Targeting: Targeting means narrowing down characteristics of a specific audience or showing content at a specific time of day or on a particular channel that the target audience is likely to use. Showing content to users who fit the advertiser's target audience

Geotargeting: Geotargeting is targeting based on a specific geographic location, based on information provided by the user, whether they're using a PC or mobile device. Geotargeting can break down users by zip code, city, state, or other specific geographic factors. It is particularly useful for small local businesses or businesses seeking to bring traffic to a physical store location. 

Demographics: Specific characteristics shared by members of the target audience, usually used to help segment campaigns. This includes known factors about a specific audience, including age, gender, household income, education level, and other attributes that set the business's specific customers or a specific segment of customers apart. 

Behavioral: Behavioral targeting uses consumer behaviors to segment audiences. This may include specific product websites they have visited as well as purchases, clicks, or media consumed. 

Contextual Keyword Targeting: Content targeting delivers ads specifically relevant to the content a user is searching for. It focuses on specific keywords or on general user search parameters. 

Retargeting: Due to the use of a pixel tag or code, collected when a user completes a particular action, marketers can retarget advertisements to users who have taken a specific action. For example, a consumer will be retargeted after visiting a  business's website for the first time.

Analytics

Analytics: The process of evaluating and interpreting marketing data in order to understand its effectiveness, businesses return on investment, and to determine the best optimization options to improve the success of a digital campaign.
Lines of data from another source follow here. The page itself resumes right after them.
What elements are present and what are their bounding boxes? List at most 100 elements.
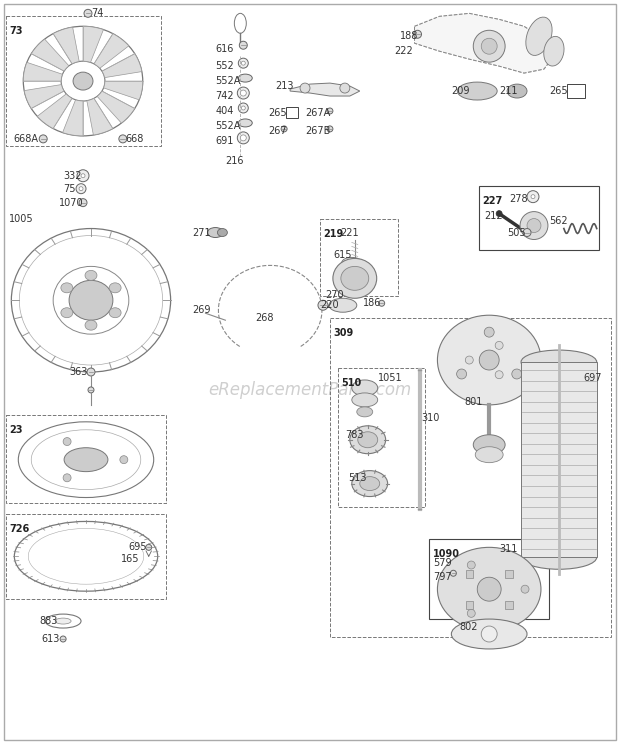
Circle shape: [281, 126, 287, 132]
Text: 742: 742: [215, 91, 234, 101]
Ellipse shape: [61, 308, 73, 318]
Circle shape: [481, 38, 497, 54]
Circle shape: [527, 190, 539, 202]
Text: 505: 505: [507, 228, 526, 237]
Text: 309: 309: [333, 328, 353, 339]
Text: 270: 270: [325, 290, 343, 301]
Circle shape: [88, 387, 94, 393]
Ellipse shape: [358, 432, 378, 448]
Text: 267A: 267A: [305, 108, 330, 118]
Polygon shape: [415, 13, 554, 73]
Text: 219: 219: [323, 228, 343, 239]
Circle shape: [318, 301, 328, 310]
Ellipse shape: [85, 320, 97, 330]
Text: 801: 801: [464, 397, 483, 407]
Text: 783: 783: [345, 430, 363, 440]
Text: 227: 227: [482, 196, 502, 205]
Polygon shape: [24, 62, 63, 81]
FancyBboxPatch shape: [521, 362, 596, 557]
Text: 265: 265: [549, 86, 567, 96]
FancyBboxPatch shape: [505, 570, 513, 577]
Ellipse shape: [341, 266, 369, 290]
Text: 726: 726: [9, 525, 30, 534]
Text: 695: 695: [129, 542, 148, 552]
Ellipse shape: [350, 426, 386, 454]
Text: 615: 615: [333, 251, 352, 260]
Circle shape: [120, 455, 128, 464]
Ellipse shape: [55, 618, 71, 624]
Text: 802: 802: [459, 622, 478, 632]
Text: 188: 188: [400, 31, 418, 41]
Circle shape: [495, 341, 503, 350]
Text: 616: 616: [215, 44, 234, 54]
Text: 212: 212: [484, 211, 503, 220]
Ellipse shape: [356, 407, 373, 417]
Text: 216: 216: [226, 155, 244, 166]
Circle shape: [477, 577, 501, 601]
Circle shape: [512, 369, 522, 379]
Polygon shape: [102, 54, 142, 77]
Text: 883: 883: [39, 616, 58, 626]
Text: 23: 23: [9, 425, 23, 434]
Text: 579: 579: [433, 558, 452, 568]
Circle shape: [63, 437, 71, 446]
Ellipse shape: [526, 17, 552, 55]
Circle shape: [238, 58, 248, 68]
Text: 265: 265: [268, 108, 287, 118]
Text: 75: 75: [63, 184, 76, 193]
Ellipse shape: [61, 283, 73, 293]
Text: 267: 267: [268, 126, 287, 136]
Circle shape: [527, 219, 541, 233]
Text: 552A: 552A: [215, 76, 241, 86]
Circle shape: [467, 609, 476, 618]
Circle shape: [60, 636, 66, 642]
Circle shape: [238, 103, 248, 113]
FancyBboxPatch shape: [466, 570, 474, 577]
Ellipse shape: [329, 298, 356, 312]
Circle shape: [241, 135, 246, 141]
Polygon shape: [290, 83, 360, 96]
Text: 510: 510: [341, 378, 361, 388]
Circle shape: [300, 83, 310, 93]
Circle shape: [450, 570, 456, 577]
Text: 213: 213: [275, 81, 294, 91]
Polygon shape: [37, 94, 72, 129]
Ellipse shape: [476, 446, 503, 463]
Text: 613: 613: [41, 634, 60, 644]
Polygon shape: [104, 81, 143, 100]
Circle shape: [496, 211, 502, 217]
Circle shape: [523, 228, 531, 237]
Circle shape: [81, 174, 85, 178]
FancyBboxPatch shape: [466, 600, 474, 609]
Text: 220: 220: [320, 301, 339, 310]
Polygon shape: [94, 33, 129, 68]
Text: 1090: 1090: [432, 549, 459, 559]
Polygon shape: [63, 100, 83, 136]
Text: 311: 311: [499, 545, 518, 554]
Text: 165: 165: [121, 554, 140, 564]
Ellipse shape: [544, 36, 564, 66]
Ellipse shape: [438, 315, 541, 405]
Text: 73: 73: [9, 26, 23, 36]
Polygon shape: [53, 27, 79, 64]
Circle shape: [520, 211, 548, 240]
Text: 74: 74: [91, 8, 104, 19]
Text: 1051: 1051: [378, 373, 402, 383]
Text: eReplacementParts.com: eReplacementParts.com: [208, 381, 412, 399]
Circle shape: [119, 135, 127, 143]
Ellipse shape: [64, 448, 108, 472]
Circle shape: [79, 187, 83, 190]
Text: 222: 222: [394, 46, 414, 57]
Circle shape: [467, 561, 476, 569]
Circle shape: [473, 31, 505, 62]
Circle shape: [327, 126, 333, 132]
Ellipse shape: [73, 72, 93, 90]
Text: 691: 691: [215, 136, 234, 146]
Text: 268: 268: [255, 313, 274, 323]
Circle shape: [521, 586, 529, 593]
Ellipse shape: [109, 308, 121, 318]
Ellipse shape: [473, 434, 505, 455]
Ellipse shape: [451, 619, 527, 649]
Text: 211: 211: [499, 86, 518, 96]
Text: 1005: 1005: [9, 214, 34, 224]
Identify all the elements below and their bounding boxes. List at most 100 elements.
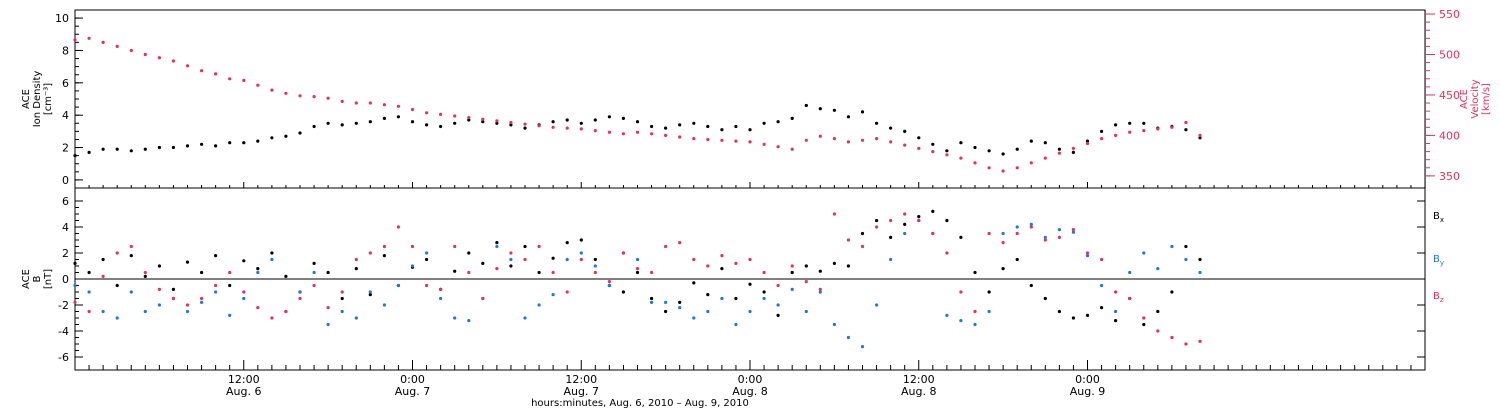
bz-point	[284, 309, 288, 314]
velocity-point	[1085, 141, 1090, 146]
ion-density-point	[87, 150, 91, 154]
ion-density-point	[762, 121, 766, 125]
by-point	[87, 290, 91, 294]
bx-point	[903, 222, 907, 226]
b-tick-label: 0	[62, 273, 69, 286]
bx-point	[354, 267, 358, 271]
velocity-point	[734, 139, 738, 143]
bz-point	[607, 280, 612, 284]
bz-point	[973, 309, 977, 314]
bz-point	[214, 283, 218, 288]
bx-point	[1071, 316, 1075, 320]
bz-point	[495, 267, 499, 271]
by-point	[860, 345, 865, 349]
right-tick-label: 400	[1439, 129, 1460, 142]
x-tick-day: Aug. 7	[395, 385, 430, 398]
left-axis-label-line: ACE	[21, 89, 32, 109]
bz-point	[523, 257, 527, 262]
ion-density-point	[959, 141, 963, 145]
bz-point	[185, 303, 190, 307]
by-point	[326, 322, 330, 327]
bz-point	[706, 264, 710, 268]
legend-base: B	[1433, 291, 1440, 302]
by-point	[1029, 222, 1033, 226]
velocity-point	[790, 147, 794, 151]
ion-density-point	[973, 145, 977, 150]
bz-point	[115, 251, 119, 255]
bx-point	[481, 261, 485, 265]
bx-point	[1100, 306, 1104, 310]
velocity-point	[1114, 133, 1118, 137]
velocity-point	[720, 138, 724, 142]
left-tick-label: 8	[62, 44, 69, 57]
bx-point	[776, 313, 780, 317]
ion-density-point	[565, 118, 569, 122]
velocity-point	[1128, 130, 1132, 134]
b-tick-label: 2	[62, 247, 69, 260]
bx-point	[242, 259, 246, 263]
bx-point	[959, 235, 963, 239]
ion-density-point	[593, 118, 597, 122]
bz-point	[917, 218, 921, 223]
x-tick-time: 12:00	[228, 373, 260, 386]
bx-point	[1085, 313, 1090, 317]
bz-point	[889, 218, 893, 223]
velocity-point	[1198, 133, 1202, 137]
bx-point	[593, 257, 597, 262]
by-point	[945, 313, 949, 317]
by-point	[607, 283, 612, 288]
bx-point	[846, 264, 851, 268]
ion-density-point	[917, 136, 921, 140]
legend-sub: z	[1440, 296, 1444, 304]
ion-density-point	[664, 126, 668, 130]
bz-point	[1043, 238, 1047, 242]
velocity-point	[1029, 161, 1033, 165]
bx-point	[1114, 319, 1118, 323]
ion-density-point	[509, 123, 513, 127]
bz-point	[846, 238, 851, 242]
bx-point	[537, 270, 541, 275]
bx-point	[453, 269, 457, 273]
left-tick-label: 10	[55, 12, 69, 25]
ion-density-point	[1015, 147, 1019, 151]
bz-point	[804, 280, 808, 284]
ion-density-point	[804, 103, 808, 108]
velocity-point	[200, 69, 204, 73]
bz-point	[664, 244, 668, 249]
right-axis-label-line: [km/s]	[1481, 83, 1492, 115]
velocity-point	[326, 96, 330, 100]
bx-point	[284, 274, 288, 278]
velocity-point	[523, 122, 527, 126]
b-axis-label-line: [nT]	[43, 269, 54, 289]
by-point	[1001, 231, 1005, 236]
right-tick-label: 450	[1439, 89, 1460, 102]
by-point	[973, 322, 977, 327]
velocity-point	[664, 133, 668, 137]
by-point	[453, 316, 457, 320]
bx-point	[635, 270, 640, 275]
velocity-point	[256, 83, 260, 87]
ion-density-point	[171, 145, 175, 150]
velocity-point	[973, 161, 977, 165]
velocity-point	[368, 101, 372, 105]
bz-point	[832, 212, 837, 216]
by-point	[579, 251, 583, 255]
bz-point	[340, 290, 344, 294]
velocity-point	[818, 134, 822, 138]
bz-point	[903, 212, 907, 216]
bz-point	[1184, 342, 1188, 346]
bx-point	[1015, 257, 1019, 262]
by-point	[720, 296, 724, 301]
ion-density-point	[1085, 139, 1090, 143]
ion-density-point	[734, 124, 738, 129]
bx-point	[1184, 244, 1188, 249]
ion-density-point	[1128, 121, 1132, 125]
bx-point	[579, 238, 583, 242]
by-point	[256, 270, 260, 275]
ion-density-point	[748, 128, 752, 132]
bz-point	[579, 257, 583, 262]
by-point	[818, 290, 822, 294]
ion-density-point	[157, 145, 161, 150]
bz-point	[1100, 257, 1104, 262]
Impressions: Each time a user views a specific advertisement or other digital media. Impressions do not rely on an action from the viewer, but rather are counted based on the number of times that content appears on the user's screen. 

Clicks: Deliberate interactions taken on an ad using a mouse, pointer, or touchscreen device that takes a user through to a website

Click-Through Rate (CTR):  A metric that measures the number of clicks advertisers receive on their ads per number of impressions. This information is used when analyzing digital performance.

View Through Conversions: When a visitor is shown an online ad but does not click on it. The visitor later returns to that intended website and converts.

Return on Investment (ROI): A metric that evaluates the success of an investment. This is commonly calculated as the net profit divided by the cost of the original investment. 

Return on Ad Spend (ROAS): The value of ad spend, calculated by dividing the profits attributed to a specific campaign by the cost of that campaign. 

Pricing Models

Cost Per Thousand (CPM): Cost per thousand, or cost per mille, is the cost per thousand views. 

CPC: Cost per click or cost for the number of times users click on an advertisement.

CPA: Cost per action: the cost for each time someone takes a specific action related to an ad. 

Creative

Creative: The advertising content created by a designer to express a specific marketing message to the business's audience. 

A/B Testing: The specific process of testing one type of content against another to create a more effective advertisement. A/B testing usually involves only a single unit at a time. 

Call to Action: The specific action language used in ad creative that the advertiser wants the user to take. 

Best Practices:  The advertising procedures or processes known to be most effective at reaching a specific goal.